Haruo Nakajima was a stunt actor in samurai films when he was approached to take the role of Godzilla, which may be Japan's most successful cultural export. Some fans prefer Nakajima's version over some Hollywood depictions which they say make the fire-breathing lizard an evil-looking animal.

Japanese actor Haruo Nakajima speaks behind a gold statue of Godzilla at an exhibition in Tokyo in 2014.AFP - Getty Images

Vivacious and energetic in a 2014 interview with The Associated Press, Nakajima said he invented the character from scratch, and developed it by going to a zoo to study how elephants and bears moved. He said it was important to show the pathos of the creature, which could only smash everything in its way.

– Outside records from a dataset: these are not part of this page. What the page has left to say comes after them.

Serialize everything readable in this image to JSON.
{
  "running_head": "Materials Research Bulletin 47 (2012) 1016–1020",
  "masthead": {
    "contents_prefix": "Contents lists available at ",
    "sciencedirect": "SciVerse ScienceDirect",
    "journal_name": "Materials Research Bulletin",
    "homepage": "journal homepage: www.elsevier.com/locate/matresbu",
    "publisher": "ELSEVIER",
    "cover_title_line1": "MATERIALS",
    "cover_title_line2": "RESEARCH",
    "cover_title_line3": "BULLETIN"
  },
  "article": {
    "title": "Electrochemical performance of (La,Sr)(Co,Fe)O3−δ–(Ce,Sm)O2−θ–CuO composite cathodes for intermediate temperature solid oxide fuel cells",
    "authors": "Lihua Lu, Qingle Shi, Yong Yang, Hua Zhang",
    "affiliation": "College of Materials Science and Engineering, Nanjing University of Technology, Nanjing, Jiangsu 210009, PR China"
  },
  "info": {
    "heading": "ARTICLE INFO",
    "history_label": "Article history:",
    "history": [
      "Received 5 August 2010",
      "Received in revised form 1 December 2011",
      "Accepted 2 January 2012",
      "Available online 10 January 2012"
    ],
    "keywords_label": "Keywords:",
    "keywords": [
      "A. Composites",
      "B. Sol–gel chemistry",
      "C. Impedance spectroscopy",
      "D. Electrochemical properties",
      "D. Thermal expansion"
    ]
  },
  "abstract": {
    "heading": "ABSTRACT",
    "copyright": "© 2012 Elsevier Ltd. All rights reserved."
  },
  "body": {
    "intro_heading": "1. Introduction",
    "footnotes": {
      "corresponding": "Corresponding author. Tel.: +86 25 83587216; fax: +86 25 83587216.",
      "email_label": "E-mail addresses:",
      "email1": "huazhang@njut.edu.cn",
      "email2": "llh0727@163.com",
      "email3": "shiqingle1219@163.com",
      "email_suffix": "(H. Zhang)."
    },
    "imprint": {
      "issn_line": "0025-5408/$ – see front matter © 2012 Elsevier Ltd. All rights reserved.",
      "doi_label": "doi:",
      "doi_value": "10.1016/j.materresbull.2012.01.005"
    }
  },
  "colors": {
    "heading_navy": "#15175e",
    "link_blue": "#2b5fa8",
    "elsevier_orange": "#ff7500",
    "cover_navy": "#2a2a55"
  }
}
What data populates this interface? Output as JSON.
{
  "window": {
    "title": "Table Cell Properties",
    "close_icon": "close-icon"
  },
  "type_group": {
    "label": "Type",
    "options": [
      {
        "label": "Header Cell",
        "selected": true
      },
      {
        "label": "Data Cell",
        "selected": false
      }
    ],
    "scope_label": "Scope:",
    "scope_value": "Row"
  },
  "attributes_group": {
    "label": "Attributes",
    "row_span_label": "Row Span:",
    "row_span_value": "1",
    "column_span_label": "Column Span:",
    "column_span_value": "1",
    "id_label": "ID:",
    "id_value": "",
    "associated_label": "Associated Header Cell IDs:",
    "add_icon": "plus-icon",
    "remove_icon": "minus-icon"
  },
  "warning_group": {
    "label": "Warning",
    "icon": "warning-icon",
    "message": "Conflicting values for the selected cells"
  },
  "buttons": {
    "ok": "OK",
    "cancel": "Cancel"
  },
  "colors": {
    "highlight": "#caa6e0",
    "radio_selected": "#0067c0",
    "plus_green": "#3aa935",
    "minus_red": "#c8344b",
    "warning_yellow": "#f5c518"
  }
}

"If Godzilla can't walk properly, it's nothing but a freak show," he said at his suburban Tokyo apartment, proudly sitting among sepia-toned photos of him as a young man and Godzilla figures.

He recalled that the rubber suit he wore was so hot, especially under the glaring lights of the movie set, that the sweat he wrung from his shirt would fill half a bucket.

In the original movie, directed by Ishiro Honda with an unforgettable score by Akira Ifukube, Godzilla surfaces from the Pacific Ocean suddenly, a mutation as a result of nuclear testing in the area.

Godzilla, 1954
Godzilla in the 1954 film.Courtesy of Everett Collection

The Toho classic, which went on to become a mega-series and inspired Hollywood spinoffs, struck a chord with postwar Japan, the only nation in the world to suffer atomic bombing, in Hiroshima and Nagasaki in the closing days of World War II.

Nakajima said the theme of his Godzilla was grand and complex, addressing universal human problems, as it spoke to a Japan that still remembered wartime suffering.

"It's not some cowboy movie," he said.

Although recent Godzilla films use computer graphics, the latest Japanese Godzilla remake, released last year, went back to using a human actor, Mansai Nomura, a specialist in the traditional theater of Kyogen. His movements were duplicated on the screen through "motion capture" technology.

Image: Godzilla memorabilia is displayed in the home of actor Haruo Nakajima
Godzilla memorabilia is displayed in the home of actor Haruo Nakajima in Sagamihara, Japan on April 28, 2014.Junji Kurokawa / AP file

Until recently, Nakajima had continued to be a star guest at festivals and events. He had been scheduled to be featured at the Tokyo International Film Festival in October.

"I am the original, the real thing," he said in 2014. "My Godzilla was the best."

A funeral is to be held for family and close friends.